I remember asking him once, “Why do you still do this every day?”

He chuckled, shrugged, and said:

“Because it’s what I have to do.”

That answer floored me. It wasn’t about passion, pride, or even survival—it was about presence, about acceptance, about doing what needs to be done.

So whenever I feel stuck, I look at this image and think:
Tomás is out there, with his axe, under the scorching sun, cutting through acres of thorns.
Suddenly, my to-do list doesn’t feel so impossible.


🎞️ The Portrait Itself — Technical Approach

Photographing Tomás wasn’t just about framing a face. It was about honoring a life.

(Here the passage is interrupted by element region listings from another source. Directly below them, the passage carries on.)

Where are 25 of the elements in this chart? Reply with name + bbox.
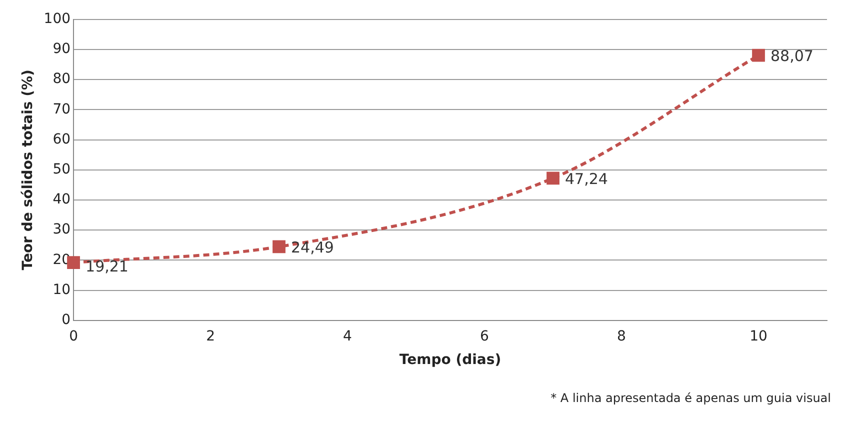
data-label: 47,24 [565,170,608,188]
x-axis-title: Tempo (dias) [399,352,502,368]
point [272,240,286,254]
data-label: 88,07 [770,47,814,66]
y-tick-label: 40 [52,192,71,208]
y-tick-label: 10 [52,282,71,298]
y-tick-label: 50 [52,162,71,178]
y-tick-label: 100 [44,11,71,28]
y-tick-label: 30 [52,222,71,238]
x-tick-label: 2 [206,328,215,344]
y-tick-label: 70 [52,101,71,118]
point [546,172,560,185]
x-tick-label: 6 [480,328,490,344]
y-tick-label: 60 [52,131,71,148]
y-tick-label: 90 [52,41,71,58]
y-axis-title: Teor de sólidos totais (%) [20,70,36,270]
data-label: 24,49 [291,238,334,257]
point [752,48,765,62]
x-tick-label: 10 [750,328,768,344]
y-tick-label: 80 [52,71,71,88]
text: * A linha apresentada é apenas um guia visual [550,391,831,405]
y-tick-label: 0 [62,312,71,328]
x-tick-label: 4 [343,328,352,344]
data-label: 19,21 [86,257,128,276]
x-tick-label: 8 [617,328,626,344]
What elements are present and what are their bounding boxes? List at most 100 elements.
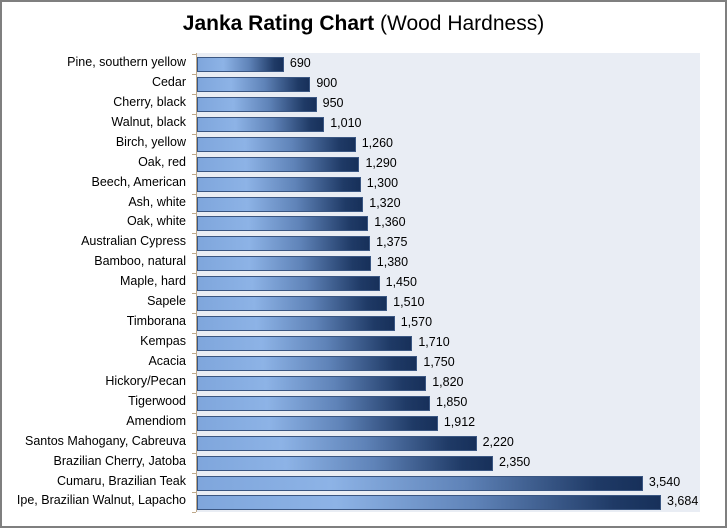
value-label: 1,380 <box>376 255 409 270</box>
bar-row: Hickory/Pecan 1,820 <box>0 372 727 393</box>
axis-tick <box>192 93 196 95</box>
category-label: Brazilian Cherry, Jatoba <box>53 453 186 468</box>
bar-row: Kempas 1,710 <box>0 333 727 353</box>
axis-tick <box>192 113 196 115</box>
value-label: 1,710 <box>418 335 450 350</box>
axis-tick <box>192 372 196 374</box>
bar <box>197 96 317 112</box>
chart-title-regular: (Wood Hardness) <box>380 12 545 35</box>
axis-tick <box>192 273 196 275</box>
bar-row: Ash, white 1,320 <box>0 193 727 214</box>
bar <box>197 176 361 192</box>
category-label: Walnut, black <box>111 114 186 129</box>
value-label: 2,220 <box>482 434 514 449</box>
axis-tick <box>192 313 196 315</box>
bar-row: Cedar 900 <box>0 73 727 94</box>
bar <box>197 395 430 411</box>
value-label: 1,260 <box>361 135 393 150</box>
value-label: 2,350 <box>498 454 531 469</box>
axis-tick <box>192 472 196 474</box>
category-label: Santos Mahogany, Cabreuva <box>25 433 186 448</box>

I chose black and white because in this case, color felt like a distraction. I wanted texture. I wanted to show the wear in his skin, the fibers in his shirt, the fatigue etched deep into the lines of his body.

I used a 50mm prime lens—wide enough to include the landscape, but close enough to feel intimate. The light was soft and cloud-filtered, just enough to wrap him in contrast without harshness.

I positioned the camera just below eye level—not to look down or up at him, but to let his figure and his tool fill the frame with dignity. I didn’t pose him. I didn’t ask him to smile or stand a certain way. I just spoke with him, listened, and observed. And in that silence, he gave me everything.

Because the best portraits are not taken. They’re shared.


🌍 Why I Found Him

Moments like this don’t happen in a studio. They happen out there—on the road, off the map, under the open sky.

That’s part of what Moon Nomads is about. It’s not just about learning to take better photos. It’s about learning to notice. To feel. To walk into spaces where real stories live. We don’t chase perfect images—we walk toward meaning. And sometimes, when the timing is right and the light is kind, the world gives you a frame like this one.


💬 Final Thought

If you’re feeling overwhelmed, come back to Tomás.

Remember the simplicity of his answer. The weight of his days. The clarity of his action. And then, whatever it is you’ve been avoiding—pick it up again. Your camera, your project, your purpose.

There’s still beauty and resilience out there.
You just have to go out and meet it.